What did the commentators say?
Starmer has been under "huge pressure" to ditch the cap since taking power, said the i news site.
Scottish Labour leader Anas Sarwar has said the policy is "wrong" and "needs to be reversed", while Duffield, writing in The Times, said: "The obvious target is the caricature of the 'feckless', 'irresponsible' people who drop children every few minutes without being able to pay for them, but the subtext is altogether more sinister: it is an attack on women's right to choose how many children they have."
Starmer's stance so far, which was maintained throughout the election campaign despite pushback from within his own party, has been primarily dictated by the strict fiscal rules imposed by Chancellor Rachel Reeves. Earlier this year, the Resolution Foundation think tank estimated that scrapping the cap would cost up to £3.6 billion a year – but would lift around 490,000 children out of poverty – and Reeves has repeatedly insisted the government will not make "unfunded" spending promises.
But recent remarks from members of the cabinet appear to have marked a "change in tone", said The Guardian. Education Secretary Bridget Phillipson told Sky News the government would "consider [lifting the cap] as one of a number of levers in terms of how we make sure we lift children out of poverty".

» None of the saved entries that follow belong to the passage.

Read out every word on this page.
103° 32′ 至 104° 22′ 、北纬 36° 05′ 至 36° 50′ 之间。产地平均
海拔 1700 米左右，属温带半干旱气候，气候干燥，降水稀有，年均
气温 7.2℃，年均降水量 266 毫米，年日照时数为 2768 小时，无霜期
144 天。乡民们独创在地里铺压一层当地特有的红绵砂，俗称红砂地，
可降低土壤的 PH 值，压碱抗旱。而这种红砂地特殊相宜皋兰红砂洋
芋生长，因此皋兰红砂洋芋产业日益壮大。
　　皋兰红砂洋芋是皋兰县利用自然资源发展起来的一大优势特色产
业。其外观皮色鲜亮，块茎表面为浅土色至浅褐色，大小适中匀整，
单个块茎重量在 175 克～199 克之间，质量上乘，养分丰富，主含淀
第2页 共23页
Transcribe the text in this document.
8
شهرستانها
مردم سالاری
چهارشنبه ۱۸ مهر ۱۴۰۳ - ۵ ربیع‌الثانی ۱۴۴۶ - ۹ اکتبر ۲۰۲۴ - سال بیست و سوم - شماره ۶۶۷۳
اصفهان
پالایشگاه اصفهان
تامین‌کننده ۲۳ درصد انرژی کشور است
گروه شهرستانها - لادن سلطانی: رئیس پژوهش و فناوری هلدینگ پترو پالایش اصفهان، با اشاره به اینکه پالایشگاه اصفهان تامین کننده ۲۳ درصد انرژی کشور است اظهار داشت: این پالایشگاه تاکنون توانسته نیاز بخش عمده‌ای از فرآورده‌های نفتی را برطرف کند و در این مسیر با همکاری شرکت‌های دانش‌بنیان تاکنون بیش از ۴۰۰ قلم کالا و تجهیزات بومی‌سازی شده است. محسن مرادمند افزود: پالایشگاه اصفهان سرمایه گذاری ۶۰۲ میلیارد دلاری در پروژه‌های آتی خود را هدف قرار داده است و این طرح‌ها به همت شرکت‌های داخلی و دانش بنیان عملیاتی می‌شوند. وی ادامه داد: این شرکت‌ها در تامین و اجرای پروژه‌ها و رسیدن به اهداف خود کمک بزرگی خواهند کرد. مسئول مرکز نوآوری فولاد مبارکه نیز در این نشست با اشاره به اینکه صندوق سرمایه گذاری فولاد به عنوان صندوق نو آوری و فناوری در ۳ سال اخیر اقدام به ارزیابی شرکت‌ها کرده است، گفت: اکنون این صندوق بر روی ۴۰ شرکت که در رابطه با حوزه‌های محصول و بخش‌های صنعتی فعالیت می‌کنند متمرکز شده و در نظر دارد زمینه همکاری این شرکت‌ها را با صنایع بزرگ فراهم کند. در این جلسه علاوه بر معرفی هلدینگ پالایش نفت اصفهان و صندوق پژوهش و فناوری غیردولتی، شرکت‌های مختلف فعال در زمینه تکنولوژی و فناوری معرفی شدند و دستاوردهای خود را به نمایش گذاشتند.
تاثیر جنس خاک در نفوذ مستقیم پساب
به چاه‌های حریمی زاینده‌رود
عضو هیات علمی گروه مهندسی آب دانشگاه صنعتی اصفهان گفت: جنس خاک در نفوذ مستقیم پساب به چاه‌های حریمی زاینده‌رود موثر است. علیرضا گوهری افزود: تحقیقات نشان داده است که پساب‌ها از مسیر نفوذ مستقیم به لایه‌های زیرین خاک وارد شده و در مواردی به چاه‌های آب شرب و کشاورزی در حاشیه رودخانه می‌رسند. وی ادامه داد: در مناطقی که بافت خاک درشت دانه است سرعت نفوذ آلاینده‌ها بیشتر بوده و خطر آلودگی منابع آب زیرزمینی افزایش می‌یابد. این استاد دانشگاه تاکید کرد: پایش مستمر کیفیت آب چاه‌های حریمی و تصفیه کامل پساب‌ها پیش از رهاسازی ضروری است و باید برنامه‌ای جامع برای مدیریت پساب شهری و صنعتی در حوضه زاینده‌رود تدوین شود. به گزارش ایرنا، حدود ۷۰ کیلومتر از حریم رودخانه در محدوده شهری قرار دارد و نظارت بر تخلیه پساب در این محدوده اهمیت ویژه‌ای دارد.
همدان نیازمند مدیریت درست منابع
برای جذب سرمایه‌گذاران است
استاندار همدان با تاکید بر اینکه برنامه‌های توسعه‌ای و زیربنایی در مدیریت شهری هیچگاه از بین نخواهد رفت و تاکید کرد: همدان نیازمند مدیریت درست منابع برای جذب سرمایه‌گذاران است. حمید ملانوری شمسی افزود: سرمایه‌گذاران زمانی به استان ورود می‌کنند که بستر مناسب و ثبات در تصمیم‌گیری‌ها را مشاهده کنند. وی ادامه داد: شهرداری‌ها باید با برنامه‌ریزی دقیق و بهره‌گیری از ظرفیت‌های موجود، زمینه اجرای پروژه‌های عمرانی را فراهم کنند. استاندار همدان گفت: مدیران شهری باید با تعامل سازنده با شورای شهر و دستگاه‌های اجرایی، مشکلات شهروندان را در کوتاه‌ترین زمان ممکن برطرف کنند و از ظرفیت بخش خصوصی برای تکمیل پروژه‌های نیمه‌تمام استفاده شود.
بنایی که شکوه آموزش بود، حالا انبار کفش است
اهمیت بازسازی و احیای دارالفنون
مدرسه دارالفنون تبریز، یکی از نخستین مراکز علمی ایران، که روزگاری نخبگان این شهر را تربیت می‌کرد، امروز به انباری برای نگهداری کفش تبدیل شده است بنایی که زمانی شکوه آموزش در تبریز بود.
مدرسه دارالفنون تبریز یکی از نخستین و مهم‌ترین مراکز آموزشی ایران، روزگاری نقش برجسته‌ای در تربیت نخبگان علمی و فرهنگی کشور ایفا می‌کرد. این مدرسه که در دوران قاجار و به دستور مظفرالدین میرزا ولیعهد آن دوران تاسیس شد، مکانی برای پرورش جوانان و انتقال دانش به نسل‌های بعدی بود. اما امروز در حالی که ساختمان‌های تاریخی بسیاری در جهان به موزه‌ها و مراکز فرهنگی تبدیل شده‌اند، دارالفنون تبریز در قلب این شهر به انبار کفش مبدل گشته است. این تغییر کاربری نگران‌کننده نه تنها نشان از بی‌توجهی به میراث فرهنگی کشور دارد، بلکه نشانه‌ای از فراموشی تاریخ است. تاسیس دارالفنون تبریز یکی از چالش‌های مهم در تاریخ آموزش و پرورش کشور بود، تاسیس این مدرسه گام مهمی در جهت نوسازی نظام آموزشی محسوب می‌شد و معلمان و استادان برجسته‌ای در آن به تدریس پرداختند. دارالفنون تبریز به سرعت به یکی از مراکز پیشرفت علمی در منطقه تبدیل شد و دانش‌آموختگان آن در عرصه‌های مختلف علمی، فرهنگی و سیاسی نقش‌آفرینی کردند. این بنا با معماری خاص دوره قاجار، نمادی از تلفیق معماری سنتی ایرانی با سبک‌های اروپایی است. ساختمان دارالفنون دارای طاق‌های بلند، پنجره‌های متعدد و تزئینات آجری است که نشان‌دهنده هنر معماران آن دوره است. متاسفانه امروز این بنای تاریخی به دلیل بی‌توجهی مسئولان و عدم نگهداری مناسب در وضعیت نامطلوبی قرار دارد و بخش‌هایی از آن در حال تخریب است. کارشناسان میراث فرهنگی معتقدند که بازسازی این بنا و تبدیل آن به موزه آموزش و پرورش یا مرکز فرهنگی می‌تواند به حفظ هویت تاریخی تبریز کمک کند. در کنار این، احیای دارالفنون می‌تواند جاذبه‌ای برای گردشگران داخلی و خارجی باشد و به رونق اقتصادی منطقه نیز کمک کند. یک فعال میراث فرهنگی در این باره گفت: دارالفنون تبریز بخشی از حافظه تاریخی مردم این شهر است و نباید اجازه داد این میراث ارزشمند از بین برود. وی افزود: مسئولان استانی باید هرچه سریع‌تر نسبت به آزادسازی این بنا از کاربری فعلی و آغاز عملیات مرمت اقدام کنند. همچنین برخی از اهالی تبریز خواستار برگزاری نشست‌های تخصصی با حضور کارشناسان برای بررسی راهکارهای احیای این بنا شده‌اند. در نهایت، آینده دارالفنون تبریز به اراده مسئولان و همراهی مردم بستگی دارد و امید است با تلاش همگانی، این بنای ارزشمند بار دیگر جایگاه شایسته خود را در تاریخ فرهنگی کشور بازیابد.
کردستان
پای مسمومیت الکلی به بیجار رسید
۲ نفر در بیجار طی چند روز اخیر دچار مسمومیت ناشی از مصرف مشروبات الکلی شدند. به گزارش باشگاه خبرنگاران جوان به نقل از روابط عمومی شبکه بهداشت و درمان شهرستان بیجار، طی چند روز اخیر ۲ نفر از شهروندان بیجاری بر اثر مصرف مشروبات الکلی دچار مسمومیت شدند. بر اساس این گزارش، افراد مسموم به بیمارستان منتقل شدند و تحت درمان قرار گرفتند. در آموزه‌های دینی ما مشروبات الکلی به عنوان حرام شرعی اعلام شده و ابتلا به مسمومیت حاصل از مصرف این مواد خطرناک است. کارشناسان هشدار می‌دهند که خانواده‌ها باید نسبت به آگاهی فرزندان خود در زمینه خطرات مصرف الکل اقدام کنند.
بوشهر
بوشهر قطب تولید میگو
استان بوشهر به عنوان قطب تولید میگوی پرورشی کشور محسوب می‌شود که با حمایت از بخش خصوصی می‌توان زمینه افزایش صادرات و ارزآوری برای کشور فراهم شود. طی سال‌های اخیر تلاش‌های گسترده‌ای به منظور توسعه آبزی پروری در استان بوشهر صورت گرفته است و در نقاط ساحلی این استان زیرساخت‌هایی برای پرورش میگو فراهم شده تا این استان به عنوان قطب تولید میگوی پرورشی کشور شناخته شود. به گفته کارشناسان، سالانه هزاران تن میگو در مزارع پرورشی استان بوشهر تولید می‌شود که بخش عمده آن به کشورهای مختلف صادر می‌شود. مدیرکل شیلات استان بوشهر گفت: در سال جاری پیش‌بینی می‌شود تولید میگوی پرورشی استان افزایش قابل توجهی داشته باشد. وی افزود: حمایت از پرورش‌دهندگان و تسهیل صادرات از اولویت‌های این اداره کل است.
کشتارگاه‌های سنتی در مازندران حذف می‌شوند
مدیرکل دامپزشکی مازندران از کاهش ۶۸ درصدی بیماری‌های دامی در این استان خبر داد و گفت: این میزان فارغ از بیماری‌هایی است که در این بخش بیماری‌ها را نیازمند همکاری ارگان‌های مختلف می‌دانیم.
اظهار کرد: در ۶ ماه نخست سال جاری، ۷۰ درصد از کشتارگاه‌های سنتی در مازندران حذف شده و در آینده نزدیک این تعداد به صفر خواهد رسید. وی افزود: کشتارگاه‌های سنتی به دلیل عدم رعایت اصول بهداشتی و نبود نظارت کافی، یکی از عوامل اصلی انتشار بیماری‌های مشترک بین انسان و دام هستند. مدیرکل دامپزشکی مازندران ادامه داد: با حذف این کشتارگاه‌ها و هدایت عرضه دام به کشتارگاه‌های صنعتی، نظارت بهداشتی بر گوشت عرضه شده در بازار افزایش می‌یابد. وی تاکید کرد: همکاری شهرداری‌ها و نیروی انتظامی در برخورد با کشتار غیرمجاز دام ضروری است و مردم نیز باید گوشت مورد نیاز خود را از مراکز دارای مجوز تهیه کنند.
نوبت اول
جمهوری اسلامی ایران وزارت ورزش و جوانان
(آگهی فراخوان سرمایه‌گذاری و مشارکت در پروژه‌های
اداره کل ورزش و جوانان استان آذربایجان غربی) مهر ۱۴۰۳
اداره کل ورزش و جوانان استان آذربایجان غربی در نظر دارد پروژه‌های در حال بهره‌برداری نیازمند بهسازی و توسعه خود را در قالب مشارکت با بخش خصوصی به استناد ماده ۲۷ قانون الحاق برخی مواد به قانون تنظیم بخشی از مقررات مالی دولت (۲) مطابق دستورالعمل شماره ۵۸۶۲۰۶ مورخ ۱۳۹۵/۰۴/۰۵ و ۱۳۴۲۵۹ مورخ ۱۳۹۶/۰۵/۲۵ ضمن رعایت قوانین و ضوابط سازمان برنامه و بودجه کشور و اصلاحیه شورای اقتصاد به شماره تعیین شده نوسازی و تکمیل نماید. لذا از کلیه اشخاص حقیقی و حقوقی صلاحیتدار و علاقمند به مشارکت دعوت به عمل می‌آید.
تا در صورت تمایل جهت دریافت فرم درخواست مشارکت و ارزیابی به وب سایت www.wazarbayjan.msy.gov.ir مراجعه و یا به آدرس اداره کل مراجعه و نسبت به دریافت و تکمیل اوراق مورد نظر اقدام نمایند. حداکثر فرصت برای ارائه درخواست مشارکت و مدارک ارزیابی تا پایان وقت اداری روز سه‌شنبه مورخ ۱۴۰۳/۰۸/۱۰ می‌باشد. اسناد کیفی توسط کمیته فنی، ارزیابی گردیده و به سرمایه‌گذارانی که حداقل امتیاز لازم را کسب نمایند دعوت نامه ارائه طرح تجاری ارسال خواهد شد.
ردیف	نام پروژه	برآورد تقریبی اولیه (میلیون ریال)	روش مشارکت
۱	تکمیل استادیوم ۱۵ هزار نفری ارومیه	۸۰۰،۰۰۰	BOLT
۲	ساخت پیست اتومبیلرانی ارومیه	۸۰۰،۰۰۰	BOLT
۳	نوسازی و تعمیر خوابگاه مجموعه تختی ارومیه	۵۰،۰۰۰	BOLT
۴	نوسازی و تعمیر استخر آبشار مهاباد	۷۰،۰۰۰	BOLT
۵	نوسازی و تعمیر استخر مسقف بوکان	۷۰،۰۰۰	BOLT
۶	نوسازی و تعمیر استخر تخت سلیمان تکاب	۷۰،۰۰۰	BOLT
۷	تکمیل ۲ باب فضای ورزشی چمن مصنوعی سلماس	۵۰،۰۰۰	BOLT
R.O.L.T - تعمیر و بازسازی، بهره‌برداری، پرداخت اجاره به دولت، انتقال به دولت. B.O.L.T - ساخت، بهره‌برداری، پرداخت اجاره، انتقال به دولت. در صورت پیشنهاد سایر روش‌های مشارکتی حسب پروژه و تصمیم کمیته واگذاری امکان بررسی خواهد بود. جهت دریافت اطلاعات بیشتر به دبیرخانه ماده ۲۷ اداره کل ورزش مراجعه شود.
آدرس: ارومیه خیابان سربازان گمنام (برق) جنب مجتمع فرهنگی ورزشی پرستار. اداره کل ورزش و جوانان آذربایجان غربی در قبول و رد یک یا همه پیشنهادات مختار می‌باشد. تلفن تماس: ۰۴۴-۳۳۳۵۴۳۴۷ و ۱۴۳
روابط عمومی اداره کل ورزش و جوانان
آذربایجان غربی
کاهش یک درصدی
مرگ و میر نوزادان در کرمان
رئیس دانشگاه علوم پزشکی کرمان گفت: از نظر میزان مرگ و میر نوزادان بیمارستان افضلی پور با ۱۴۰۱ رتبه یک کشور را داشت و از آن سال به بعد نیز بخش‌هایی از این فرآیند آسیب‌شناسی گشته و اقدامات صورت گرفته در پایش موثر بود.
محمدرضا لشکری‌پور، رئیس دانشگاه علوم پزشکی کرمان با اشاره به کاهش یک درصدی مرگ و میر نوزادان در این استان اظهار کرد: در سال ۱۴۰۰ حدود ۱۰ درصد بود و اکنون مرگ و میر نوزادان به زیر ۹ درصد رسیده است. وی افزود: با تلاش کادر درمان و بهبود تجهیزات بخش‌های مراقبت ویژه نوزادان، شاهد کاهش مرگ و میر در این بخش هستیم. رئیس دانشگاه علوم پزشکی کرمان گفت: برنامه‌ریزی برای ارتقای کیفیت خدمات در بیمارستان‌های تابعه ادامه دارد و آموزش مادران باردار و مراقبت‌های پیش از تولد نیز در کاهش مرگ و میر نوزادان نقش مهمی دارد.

The prime minister – admitting there was "real passion about this in the Labour Party" – yesterday said he agreed with Phillipson, promising to "make sure that the strategy covers all the bases to drive down child poverty". "No child should grow up in poverty," he added.
What next?
With Labour enjoying a 180-seat working majority there is "little real jeopardy" that Starmer's hand could be forced by Parliament, said Politico.
But with the Lib Dems, SNP, Greens and a vocal minority of his own MPs – not to mention the former Tory home secretary and potential leadership candidate Suella Braverman – all calling for an end to the cap it is most likely a question of if not when.
It was hoped the announcement of a new government Child Poverty Taskforce, led by Phillipson and Work and Pensions Secretary Liz Kendall, would stave off a rebellion and mollify those calling for an immediate end to the cap.
But many Labour MPs who attended a session on Monday on how the new taskforce would function were left "pissed off" by Kendall's refusal to answer direct questions and a lack of detail on the government's plans, said i news.
"It was all very vague," said one backbencher. "There were no terms of reference, no timescale, no mention of representation [on the taskforce]."
Even if 20 or so Labour MPs end up voting against the government this is "hardly a blow", said Isabel Hardman in The Spectator. "It will get much harder if, by the autumn, there aren't indications from Downing Street and the Treasury of a timetable for scrapping the cap."